En cuanto a la actio parece como si Jaime Gil de Biedma estuviese allí con nosotros,  en el sendero de las afueras de Nava de la Asunción y viese de pronto cómo han cambiado las cosas, cómo han envejecido los pinos y ha cambiado el propio sendero, como él mismo, y entonces recuerda los días en los que <<Un pequeño rincón en el mapa de España / que me sé [se sabe] de memoria, porque fue mi [su] reino>> le configuró para siempre. No contestamos, simplemente escuchamos a un hombre que vuelve al lugar en el que pasó gran parte de su infancia y va enlazando las palabras en las distintas fases y escenarios del recuerdo para llegar al final a lo que le quedó de todas esas experiencias y a la conclusión de que tiene un apego, una relación especial, una “disposición de afinidad profunda” con ese paisaje castellano.

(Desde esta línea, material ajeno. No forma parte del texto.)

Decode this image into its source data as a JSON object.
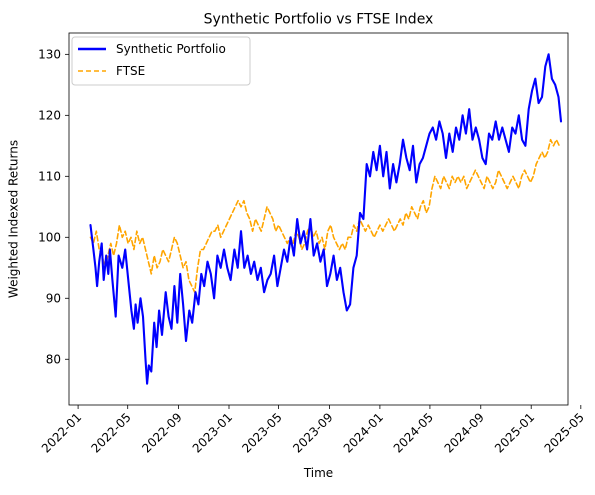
{
  "chart_data": {
    "type": "line",
    "title": "Synthetic Portfolio vs FTSE Index",
    "xlabel": "Time",
    "ylabel": "Weighted Indexed Returns",
    "xlim": [
      "2021-12-10",
      "2025-03-31"
    ],
    "ylim": [
      72.5,
      133.5
    ],
    "x_ticks": [
      "2022-01",
      "2022-05",
      "2022-09",
      "2023-01",
      "2023-05",
      "2023-09",
      "2024-01",
      "2024-05",
      "2024-09",
      "2025-01",
      "2025-05"
    ],
    "y_ticks": [
      80,
      90,
      100,
      110,
      120,
      130
    ],
    "legend_position": "top-left",
    "grid": false,
    "series": [
      {
        "name": "Synthetic Portfolio",
        "color": "#0000ff",
        "style": "solid",
        "x": [
          "2022-01-31",
          "2022-02-07",
          "2022-02-12",
          "2022-02-16",
          "2022-02-21",
          "2022-02-27",
          "2022-03-04",
          "2022-03-10",
          "2022-03-15",
          "2022-03-19",
          "2022-03-25",
          "2022-04-02",
          "2022-04-09",
          "2022-04-18",
          "2022-04-25",
          "2022-05-04",
          "2022-05-10",
          "2022-05-16",
          "2022-05-20",
          "2022-05-25",
          "2022-06-01",
          "2022-06-07",
          "2022-06-13",
          "2022-06-17",
          "2022-06-21",
          "2022-06-27",
          "2022-07-04",
          "2022-07-10",
          "2022-07-16",
          "2022-07-23",
          "2022-08-01",
          "2022-08-08",
          "2022-08-15",
          "2022-08-22",
          "2022-08-29",
          "2022-09-05",
          "2022-09-12",
          "2022-09-19",
          "2022-09-27",
          "2022-10-04",
          "2022-10-12",
          "2022-10-19",
          "2022-10-26",
          "2022-11-02",
          "2022-11-10",
          "2022-11-18",
          "2022-11-26",
          "2022-12-04",
          "2022-12-12",
          "2022-12-20",
          "2022-12-28",
          "2023-01-05",
          "2023-01-14",
          "2023-01-22",
          "2023-01-30",
          "2023-02-07",
          "2023-02-15",
          "2023-02-23",
          "2023-03-03",
          "2023-03-11",
          "2023-03-19",
          "2023-03-27",
          "2023-04-04",
          "2023-04-12",
          "2023-04-20",
          "2023-04-28",
          "2023-05-06",
          "2023-05-14",
          "2023-05-22",
          "2023-05-30",
          "2023-06-07",
          "2023-06-15",
          "2023-06-23",
          "2023-07-01",
          "2023-07-09",
          "2023-07-17",
          "2023-07-25",
          "2023-08-02",
          "2023-08-10",
          "2023-08-18",
          "2023-08-26",
          "2023-09-03",
          "2023-09-11",
          "2023-09-19",
          "2023-09-27",
          "2023-10-05",
          "2023-10-13",
          "2023-10-21",
          "2023-10-29",
          "2023-11-06",
          "2023-11-14",
          "2023-11-22",
          "2023-11-30",
          "2023-12-08",
          "2023-12-16",
          "2023-12-24",
          "2024-01-01",
          "2024-01-09",
          "2024-01-17",
          "2024-01-25",
          "2024-02-02",
          "2024-02-10",
          "2024-02-18",
          "2024-02-26",
          "2024-03-05",
          "2024-03-13",
          "2024-03-21",
          "2024-03-29",
          "2024-04-06",
          "2024-04-14",
          "2024-04-22",
          "2024-04-30",
          "2024-05-08",
          "2024-05-16",
          "2024-05-24",
          "2024-06-01",
          "2024-06-09",
          "2024-06-17",
          "2024-06-25",
          "2024-07-03",
          "2024-07-11",
          "2024-07-19",
          "2024-07-27",
          "2024-08-04",
          "2024-08-12",
          "2024-08-20",
          "2024-08-28",
          "2024-09-05",
          "2024-09-13",
          "2024-09-21",
          "2024-09-29",
          "2024-10-07",
          "2024-10-15",
          "2024-10-23",
          "2024-10-31",
          "2024-11-08",
          "2024-11-16",
          "2024-11-24",
          "2024-12-02",
          "2024-12-10",
          "2024-12-18",
          "2024-12-26",
          "2025-01-03",
          "2025-01-11",
          "2025-01-19",
          "2025-01-27",
          "2025-02-04",
          "2025-02-12",
          "2025-02-20",
          "2025-02-28",
          "2025-03-08",
          "2025-03-14"
        ],
        "y": [
          102,
          98,
          95,
          92,
          96,
          99,
          93,
          97,
          94,
          98,
          93,
          87,
          97,
          95,
          98,
          92,
          88,
          85,
          89,
          86,
          90,
          87,
          80,
          76,
          79,
          78,
          86,
          82,
          88,
          84,
          91,
          87,
          85,
          92,
          86,
          94,
          89,
          83,
          88,
          86,
          91,
          89,
          94,
          92,
          96,
          94,
          90,
          97,
          95,
          98,
          95,
          93,
          98,
          95,
          101,
          95,
          97,
          94,
          96,
          93,
          95,
          91,
          93,
          94,
          97,
          92,
          95,
          98,
          96,
          100,
          97,
          103,
          99,
          101,
          98,
          103,
          97,
          99,
          96,
          98,
          92,
          94,
          97,
          93,
          95,
          91,
          88,
          89,
          95,
          97,
          104,
          103,
          112,
          110,
          114,
          111,
          115,
          110,
          114,
          108,
          112,
          109,
          112,
          116,
          113,
          111,
          115,
          109,
          112,
          113,
          115,
          117,
          118,
          116,
          119,
          117,
          113,
          117,
          114,
          118,
          116,
          120,
          117,
          121,
          116,
          118,
          116,
          113,
          112,
          117,
          116,
          119,
          116,
          118,
          116,
          114,
          118,
          117,
          120,
          116,
          115,
          121,
          124,
          126,
          122,
          123,
          128,
          130,
          126,
          125,
          123,
          119
        ]
      },
      {
        "name": "FTSE",
        "color": "#ffa500",
        "style": "dashed",
        "x": [
          "2022-01-31",
          "2022-02-07",
          "2022-02-14",
          "2022-02-21",
          "2022-02-28",
          "2022-03-07",
          "2022-03-14",
          "2022-03-21",
          "2022-03-28",
          "2022-04-04",
          "2022-04-11",
          "2022-04-18",
          "2022-04-25",
          "2022-05-02",
          "2022-05-09",
          "2022-05-16",
          "2022-05-23",
          "2022-05-30",
          "2022-06-06",
          "2022-06-13",
          "2022-06-20",
          "2022-06-27",
          "2022-07-04",
          "2022-07-11",
          "2022-07-18",
          "2022-07-25",
          "2022-08-01",
          "2022-08-08",
          "2022-08-15",
          "2022-08-22",
          "2022-08-29",
          "2022-09-05",
          "2022-09-12",
          "2022-09-19",
          "2022-09-26",
          "2022-10-03",
          "2022-10-10",
          "2022-10-17",
          "2022-10-24",
          "2022-10-31",
          "2022-11-07",
          "2022-11-14",
          "2022-11-21",
          "2022-11-28",
          "2022-12-05",
          "2022-12-12",
          "2022-12-19",
          "2022-12-26",
          "2023-01-02",
          "2023-01-09",
          "2023-01-16",
          "2023-01-23",
          "2023-01-30",
          "2023-02-06",
          "2023-02-13",
          "2023-02-20",
          "2023-02-27",
          "2023-03-06",
          "2023-03-13",
          "2023-03-20",
          "2023-03-27",
          "2023-04-03",
          "2023-04-10",
          "2023-04-17",
          "2023-04-24",
          "2023-05-01",
          "2023-05-08",
          "2023-05-15",
          "2023-05-22",
          "2023-05-29",
          "2023-06-05",
          "2023-06-12",
          "2023-06-19",
          "2023-06-26",
          "2023-07-03",
          "2023-07-10",
          "2023-07-17",
          "2023-07-24",
          "2023-07-31",
          "2023-08-07",
          "2023-08-14",
          "2023-08-21",
          "2023-08-28",
          "2023-09-04",
          "2023-09-11",
          "2023-09-18",
          "2023-09-25",
          "2023-10-02",
          "2023-10-09",
          "2023-10-16",
          "2023-10-23",
          "2023-10-30",
          "2023-11-06",
          "2023-11-13",
          "2023-11-20",
          "2023-11-27",
          "2023-12-04",
          "2023-12-11",
          "2023-12-18",
          "2023-12-25",
          "2024-01-01",
          "2024-01-08",
          "2024-01-15",
          "2024-01-22",
          "2024-01-29",
          "2024-02-05",
          "2024-02-12",
          "2024-02-19",
          "2024-02-26",
          "2024-03-04",
          "2024-03-11",
          "2024-03-18",
          "2024-03-25",
          "2024-04-01",
          "2024-04-08",
          "2024-04-15",
          "2024-04-22",
          "2024-04-29",
          "2024-05-06",
          "2024-05-13",
          "2024-05-20",
          "2024-05-27",
          "2024-06-03",
          "2024-06-10",
          "2024-06-17",
          "2024-06-24",
          "2024-07-01",
          "2024-07-08",
          "2024-07-15",
          "2024-07-22",
          "2024-07-29",
          "2024-08-05",
          "2024-08-12",
          "2024-08-19",
          "2024-08-26",
          "2024-09-02",
          "2024-09-09",
          "2024-09-16",
          "2024-09-23",
          "2024-09-30",
          "2024-10-07",
          "2024-10-14",
          "2024-10-21",
          "2024-10-28",
          "2024-11-04",
          "2024-11-11",
          "2024-11-18",
          "2024-11-25",
          "2024-12-02",
          "2024-12-09",
          "2024-12-16",
          "2024-12-23",
          "2024-12-30",
          "2025-01-06",
          "2025-01-13",
          "2025-01-20",
          "2025-01-27",
          "2025-02-03",
          "2025-02-10",
          "2025-02-17",
          "2025-02-24",
          "2025-03-03",
          "2025-03-10",
          "2025-03-14"
        ],
        "y": [
          100,
          99,
          101,
          98,
          97,
          95,
          97,
          99,
          97,
          99,
          102,
          100,
          101,
          99,
          100,
          98,
          101,
          99,
          100,
          98,
          96,
          94,
          97,
          95,
          96,
          98,
          97,
          96,
          98,
          100,
          99,
          97,
          95,
          96,
          93,
          92,
          91,
          95,
          98,
          98,
          99,
          100,
          101,
          101,
          102,
          100,
          101,
          102,
          103,
          104,
          105,
          106,
          105,
          106,
          104,
          103,
          101,
          103,
          102,
          101,
          103,
          105,
          104,
          103,
          101,
          102,
          101,
          100,
          99,
          100,
          99,
          101,
          100,
          98,
          99,
          101,
          102,
          100,
          101,
          99,
          100,
          98,
          101,
          102,
          100,
          99,
          98,
          99,
          98,
          100,
          100,
          102,
          101,
          103,
          102,
          101,
          102,
          101,
          100,
          101,
          102,
          101,
          102,
          103,
          102,
          101,
          102,
          103,
          102,
          104,
          103,
          105,
          104,
          103,
          105,
          106,
          104,
          105,
          108,
          110,
          109,
          108,
          110,
          109,
          108,
          110,
          109,
          110,
          109,
          110,
          108,
          109,
          110,
          111,
          110,
          109,
          108,
          110,
          109,
          108,
          109,
          111,
          110,
          109,
          108,
          109,
          110,
          109,
          108,
          110,
          111,
          110,
          109,
          110,
          112,
          113,
          114,
          113,
          114,
          116,
          115,
          116,
          115,
          115
        ]
      }
    ]
  }
}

Y así, ante un monólogo que nos resulta tan fructífero en preguntas pero no en críticas o censuras, comprendemos que una persona nos habla desde lo más profundo de su alma y de sus años y continuamos el paseo preguntándonos, como él, qué sentido tienen las imágenes de los recuerdos en la configuración de la identidad, la suya y la nuestra. El autor, a partir de lo que ve, nos sugiere que le acompañemos en el paseo.

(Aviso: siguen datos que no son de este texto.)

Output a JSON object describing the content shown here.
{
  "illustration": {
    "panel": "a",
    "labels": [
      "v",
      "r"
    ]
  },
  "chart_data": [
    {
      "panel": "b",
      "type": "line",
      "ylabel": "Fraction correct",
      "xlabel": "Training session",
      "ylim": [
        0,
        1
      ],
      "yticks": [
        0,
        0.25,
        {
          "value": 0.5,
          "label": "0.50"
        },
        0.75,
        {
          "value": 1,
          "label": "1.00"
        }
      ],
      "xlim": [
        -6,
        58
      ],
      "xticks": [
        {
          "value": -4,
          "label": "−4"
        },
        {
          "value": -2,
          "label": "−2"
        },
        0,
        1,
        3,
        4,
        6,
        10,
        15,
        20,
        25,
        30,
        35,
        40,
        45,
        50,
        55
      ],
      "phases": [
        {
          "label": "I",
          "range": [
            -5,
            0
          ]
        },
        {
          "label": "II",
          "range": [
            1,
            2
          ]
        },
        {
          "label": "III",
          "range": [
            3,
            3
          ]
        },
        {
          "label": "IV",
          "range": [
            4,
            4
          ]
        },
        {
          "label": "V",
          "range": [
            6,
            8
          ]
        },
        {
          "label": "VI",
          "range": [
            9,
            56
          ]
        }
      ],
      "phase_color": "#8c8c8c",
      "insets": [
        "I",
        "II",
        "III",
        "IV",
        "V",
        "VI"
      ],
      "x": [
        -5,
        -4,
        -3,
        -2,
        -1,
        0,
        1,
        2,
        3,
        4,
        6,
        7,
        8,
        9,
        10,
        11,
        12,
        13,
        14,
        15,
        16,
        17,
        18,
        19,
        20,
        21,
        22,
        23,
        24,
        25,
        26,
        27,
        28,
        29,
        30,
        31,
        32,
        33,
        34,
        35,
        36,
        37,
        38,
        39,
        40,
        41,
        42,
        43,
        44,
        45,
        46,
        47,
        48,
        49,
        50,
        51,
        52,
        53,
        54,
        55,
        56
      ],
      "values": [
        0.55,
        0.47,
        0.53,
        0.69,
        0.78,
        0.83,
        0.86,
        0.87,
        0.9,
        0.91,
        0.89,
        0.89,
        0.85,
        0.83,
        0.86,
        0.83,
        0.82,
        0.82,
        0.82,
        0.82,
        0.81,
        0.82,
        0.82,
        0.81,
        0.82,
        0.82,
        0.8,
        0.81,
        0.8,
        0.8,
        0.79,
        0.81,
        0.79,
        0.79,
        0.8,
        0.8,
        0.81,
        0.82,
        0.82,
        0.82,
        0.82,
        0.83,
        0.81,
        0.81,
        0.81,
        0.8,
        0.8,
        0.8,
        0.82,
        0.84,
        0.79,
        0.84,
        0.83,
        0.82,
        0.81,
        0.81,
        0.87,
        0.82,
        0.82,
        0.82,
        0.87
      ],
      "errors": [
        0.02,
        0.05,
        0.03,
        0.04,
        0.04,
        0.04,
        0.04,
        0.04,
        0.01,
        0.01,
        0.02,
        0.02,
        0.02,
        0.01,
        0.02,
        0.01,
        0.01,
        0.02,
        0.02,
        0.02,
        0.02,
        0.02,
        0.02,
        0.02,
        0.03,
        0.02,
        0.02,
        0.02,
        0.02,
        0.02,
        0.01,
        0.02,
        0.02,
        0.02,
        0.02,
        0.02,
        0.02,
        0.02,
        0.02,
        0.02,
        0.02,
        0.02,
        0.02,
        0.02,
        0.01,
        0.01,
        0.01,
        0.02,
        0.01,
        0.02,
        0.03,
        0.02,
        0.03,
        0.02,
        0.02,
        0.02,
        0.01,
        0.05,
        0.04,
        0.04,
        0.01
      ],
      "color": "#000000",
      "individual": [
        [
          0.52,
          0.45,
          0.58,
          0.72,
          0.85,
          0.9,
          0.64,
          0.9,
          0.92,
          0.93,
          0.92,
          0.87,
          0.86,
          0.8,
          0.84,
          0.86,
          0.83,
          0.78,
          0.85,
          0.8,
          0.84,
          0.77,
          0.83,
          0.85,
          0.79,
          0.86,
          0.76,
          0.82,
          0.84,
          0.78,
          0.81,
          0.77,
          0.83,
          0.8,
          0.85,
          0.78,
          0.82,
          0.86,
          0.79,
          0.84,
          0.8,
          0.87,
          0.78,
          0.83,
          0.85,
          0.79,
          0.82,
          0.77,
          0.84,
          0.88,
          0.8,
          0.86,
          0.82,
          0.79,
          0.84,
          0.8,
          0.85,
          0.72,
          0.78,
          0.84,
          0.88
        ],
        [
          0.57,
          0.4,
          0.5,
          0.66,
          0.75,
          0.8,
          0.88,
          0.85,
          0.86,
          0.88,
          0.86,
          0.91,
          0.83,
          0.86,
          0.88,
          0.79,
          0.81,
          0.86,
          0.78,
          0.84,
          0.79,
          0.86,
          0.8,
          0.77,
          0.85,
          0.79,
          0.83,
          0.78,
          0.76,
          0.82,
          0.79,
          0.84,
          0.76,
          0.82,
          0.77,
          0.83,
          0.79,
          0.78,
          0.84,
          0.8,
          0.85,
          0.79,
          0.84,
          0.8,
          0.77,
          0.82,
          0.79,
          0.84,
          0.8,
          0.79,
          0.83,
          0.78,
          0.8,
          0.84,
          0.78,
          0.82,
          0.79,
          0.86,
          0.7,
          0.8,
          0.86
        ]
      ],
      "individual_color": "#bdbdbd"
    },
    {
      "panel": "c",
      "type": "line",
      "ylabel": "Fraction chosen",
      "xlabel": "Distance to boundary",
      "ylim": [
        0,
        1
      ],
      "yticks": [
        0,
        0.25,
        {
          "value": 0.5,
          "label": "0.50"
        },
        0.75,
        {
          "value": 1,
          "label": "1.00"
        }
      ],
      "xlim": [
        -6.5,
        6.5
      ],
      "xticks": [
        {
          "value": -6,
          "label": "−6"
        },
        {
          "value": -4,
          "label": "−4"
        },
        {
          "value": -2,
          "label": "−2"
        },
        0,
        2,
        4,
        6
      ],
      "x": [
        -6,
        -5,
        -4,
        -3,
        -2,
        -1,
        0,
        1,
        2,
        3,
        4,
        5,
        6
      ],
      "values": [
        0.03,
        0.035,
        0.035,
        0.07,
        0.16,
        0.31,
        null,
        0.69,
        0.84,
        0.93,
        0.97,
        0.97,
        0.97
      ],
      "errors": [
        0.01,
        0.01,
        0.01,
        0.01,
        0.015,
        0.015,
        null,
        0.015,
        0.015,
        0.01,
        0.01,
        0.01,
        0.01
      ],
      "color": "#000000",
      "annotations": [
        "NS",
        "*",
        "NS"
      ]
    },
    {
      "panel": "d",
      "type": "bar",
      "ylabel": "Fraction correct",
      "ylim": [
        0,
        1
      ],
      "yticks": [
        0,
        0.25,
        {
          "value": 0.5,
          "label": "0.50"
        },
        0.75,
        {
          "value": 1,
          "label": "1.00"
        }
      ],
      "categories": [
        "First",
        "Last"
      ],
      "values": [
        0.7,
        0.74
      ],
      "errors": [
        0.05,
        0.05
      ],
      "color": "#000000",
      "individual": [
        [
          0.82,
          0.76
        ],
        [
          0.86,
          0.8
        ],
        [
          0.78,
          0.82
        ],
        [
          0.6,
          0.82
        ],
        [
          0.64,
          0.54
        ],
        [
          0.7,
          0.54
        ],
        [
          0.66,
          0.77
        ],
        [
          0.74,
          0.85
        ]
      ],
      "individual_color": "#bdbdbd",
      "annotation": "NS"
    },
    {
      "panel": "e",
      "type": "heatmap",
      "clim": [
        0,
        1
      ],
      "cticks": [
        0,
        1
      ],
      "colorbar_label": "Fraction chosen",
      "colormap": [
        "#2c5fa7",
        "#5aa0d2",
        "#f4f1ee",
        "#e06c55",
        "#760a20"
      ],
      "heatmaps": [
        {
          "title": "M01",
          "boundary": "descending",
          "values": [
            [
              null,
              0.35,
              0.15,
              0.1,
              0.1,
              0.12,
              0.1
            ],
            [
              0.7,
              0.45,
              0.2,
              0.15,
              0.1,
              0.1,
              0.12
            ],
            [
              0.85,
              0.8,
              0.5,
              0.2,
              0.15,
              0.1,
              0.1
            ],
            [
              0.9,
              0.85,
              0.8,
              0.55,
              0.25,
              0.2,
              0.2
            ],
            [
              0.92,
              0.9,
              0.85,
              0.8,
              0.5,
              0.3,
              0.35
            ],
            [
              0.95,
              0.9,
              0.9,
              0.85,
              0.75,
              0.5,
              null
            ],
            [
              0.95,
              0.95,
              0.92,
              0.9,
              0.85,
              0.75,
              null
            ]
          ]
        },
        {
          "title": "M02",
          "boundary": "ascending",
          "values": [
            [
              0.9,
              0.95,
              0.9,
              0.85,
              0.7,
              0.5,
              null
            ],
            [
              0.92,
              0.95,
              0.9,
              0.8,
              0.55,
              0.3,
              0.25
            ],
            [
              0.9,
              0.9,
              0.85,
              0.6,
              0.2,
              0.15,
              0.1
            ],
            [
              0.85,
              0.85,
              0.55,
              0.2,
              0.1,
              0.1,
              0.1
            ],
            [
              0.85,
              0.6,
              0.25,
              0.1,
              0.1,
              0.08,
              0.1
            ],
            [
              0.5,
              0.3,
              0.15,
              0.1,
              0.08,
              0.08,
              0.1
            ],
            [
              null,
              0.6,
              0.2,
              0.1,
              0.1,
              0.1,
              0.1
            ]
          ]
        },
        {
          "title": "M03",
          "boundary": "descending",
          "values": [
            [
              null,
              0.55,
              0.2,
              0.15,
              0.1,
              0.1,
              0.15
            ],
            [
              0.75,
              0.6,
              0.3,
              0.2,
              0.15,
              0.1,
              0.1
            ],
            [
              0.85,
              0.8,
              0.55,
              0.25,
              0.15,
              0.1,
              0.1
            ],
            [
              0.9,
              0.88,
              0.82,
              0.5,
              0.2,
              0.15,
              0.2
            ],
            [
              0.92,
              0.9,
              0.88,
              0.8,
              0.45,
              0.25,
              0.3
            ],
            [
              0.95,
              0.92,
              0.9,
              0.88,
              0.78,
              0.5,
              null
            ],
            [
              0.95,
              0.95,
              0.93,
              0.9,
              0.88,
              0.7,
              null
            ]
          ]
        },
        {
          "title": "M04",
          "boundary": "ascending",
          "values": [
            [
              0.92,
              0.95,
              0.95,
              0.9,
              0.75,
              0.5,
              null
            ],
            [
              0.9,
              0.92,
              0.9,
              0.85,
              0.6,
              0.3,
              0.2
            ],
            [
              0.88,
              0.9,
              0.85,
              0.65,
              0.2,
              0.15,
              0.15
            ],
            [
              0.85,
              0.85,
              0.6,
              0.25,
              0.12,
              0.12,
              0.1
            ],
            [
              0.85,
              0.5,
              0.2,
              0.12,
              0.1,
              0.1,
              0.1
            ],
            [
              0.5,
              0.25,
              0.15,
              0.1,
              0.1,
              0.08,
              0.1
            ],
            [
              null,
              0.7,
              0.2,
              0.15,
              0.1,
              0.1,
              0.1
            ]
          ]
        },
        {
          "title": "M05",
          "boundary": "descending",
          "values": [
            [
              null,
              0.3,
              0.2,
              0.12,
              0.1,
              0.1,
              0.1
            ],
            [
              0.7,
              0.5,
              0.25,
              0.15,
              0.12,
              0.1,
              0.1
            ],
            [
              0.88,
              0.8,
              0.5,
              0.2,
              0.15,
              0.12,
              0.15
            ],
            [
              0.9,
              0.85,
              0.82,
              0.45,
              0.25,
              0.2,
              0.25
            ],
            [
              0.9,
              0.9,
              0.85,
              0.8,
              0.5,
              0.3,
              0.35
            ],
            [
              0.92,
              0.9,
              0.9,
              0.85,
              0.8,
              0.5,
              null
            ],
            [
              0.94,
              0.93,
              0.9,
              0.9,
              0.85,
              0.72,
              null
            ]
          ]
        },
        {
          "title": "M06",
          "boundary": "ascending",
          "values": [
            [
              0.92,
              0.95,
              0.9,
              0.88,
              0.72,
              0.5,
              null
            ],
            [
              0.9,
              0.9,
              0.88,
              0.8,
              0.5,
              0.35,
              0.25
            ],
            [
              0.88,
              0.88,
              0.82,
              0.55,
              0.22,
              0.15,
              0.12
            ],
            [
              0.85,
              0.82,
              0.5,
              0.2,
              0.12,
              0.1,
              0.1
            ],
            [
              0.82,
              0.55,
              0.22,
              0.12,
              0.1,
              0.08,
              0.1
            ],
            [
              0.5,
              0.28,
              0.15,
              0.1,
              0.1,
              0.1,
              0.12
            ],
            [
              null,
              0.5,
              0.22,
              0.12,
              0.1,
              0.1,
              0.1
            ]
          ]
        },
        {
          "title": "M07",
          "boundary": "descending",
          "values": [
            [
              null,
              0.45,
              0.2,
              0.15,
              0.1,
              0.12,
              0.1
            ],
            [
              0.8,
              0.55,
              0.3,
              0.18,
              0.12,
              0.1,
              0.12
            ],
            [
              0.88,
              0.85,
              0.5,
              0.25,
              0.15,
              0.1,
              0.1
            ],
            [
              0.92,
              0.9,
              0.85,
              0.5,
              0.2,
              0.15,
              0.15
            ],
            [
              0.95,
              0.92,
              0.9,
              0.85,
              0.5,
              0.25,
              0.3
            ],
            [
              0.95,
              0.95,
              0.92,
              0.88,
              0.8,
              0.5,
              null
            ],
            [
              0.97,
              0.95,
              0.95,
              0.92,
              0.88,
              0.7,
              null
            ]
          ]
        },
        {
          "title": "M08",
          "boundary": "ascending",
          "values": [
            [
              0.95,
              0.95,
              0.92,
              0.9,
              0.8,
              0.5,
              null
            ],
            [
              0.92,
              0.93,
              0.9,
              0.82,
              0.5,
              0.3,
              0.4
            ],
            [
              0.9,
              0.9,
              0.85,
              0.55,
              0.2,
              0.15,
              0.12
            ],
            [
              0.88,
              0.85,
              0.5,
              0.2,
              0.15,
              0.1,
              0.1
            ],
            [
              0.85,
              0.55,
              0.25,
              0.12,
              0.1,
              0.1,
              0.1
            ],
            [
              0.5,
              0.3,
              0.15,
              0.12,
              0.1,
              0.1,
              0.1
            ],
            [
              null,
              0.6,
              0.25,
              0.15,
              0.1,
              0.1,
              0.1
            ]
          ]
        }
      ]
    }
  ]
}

Y, por supuesto, le acompañamos. Como yo, lector, espero que me acompañes a mí en estas páginas y nos acompañes a nosotros en el paseo por la ribera de los alisos (que aún hoy se conserva prácticamente igual a como la vio Jaime) configurando nuevos sentidos sobre estos actos de comunicación entre personas que constituye toda lectura de un texto, comunicación y construcción de identidades nunca del todo resueltas y acabadas.



[1] Gil de Biedma, Jaime: Moralidades, en Las personas del verbo. Barcelona. Seix Barral. 2005. Págs. 129-132.
[2] González, Ángel: Tratado de urbanismo, en Palabra sobre palabra. Barcelona. Seix Barral. 2004. Págs. 249-250.
[3] González, Ángel: Acariciado mundo, en Palabra sobre palabra. Barcelona. Seix Barral. 2004. Pág. 49.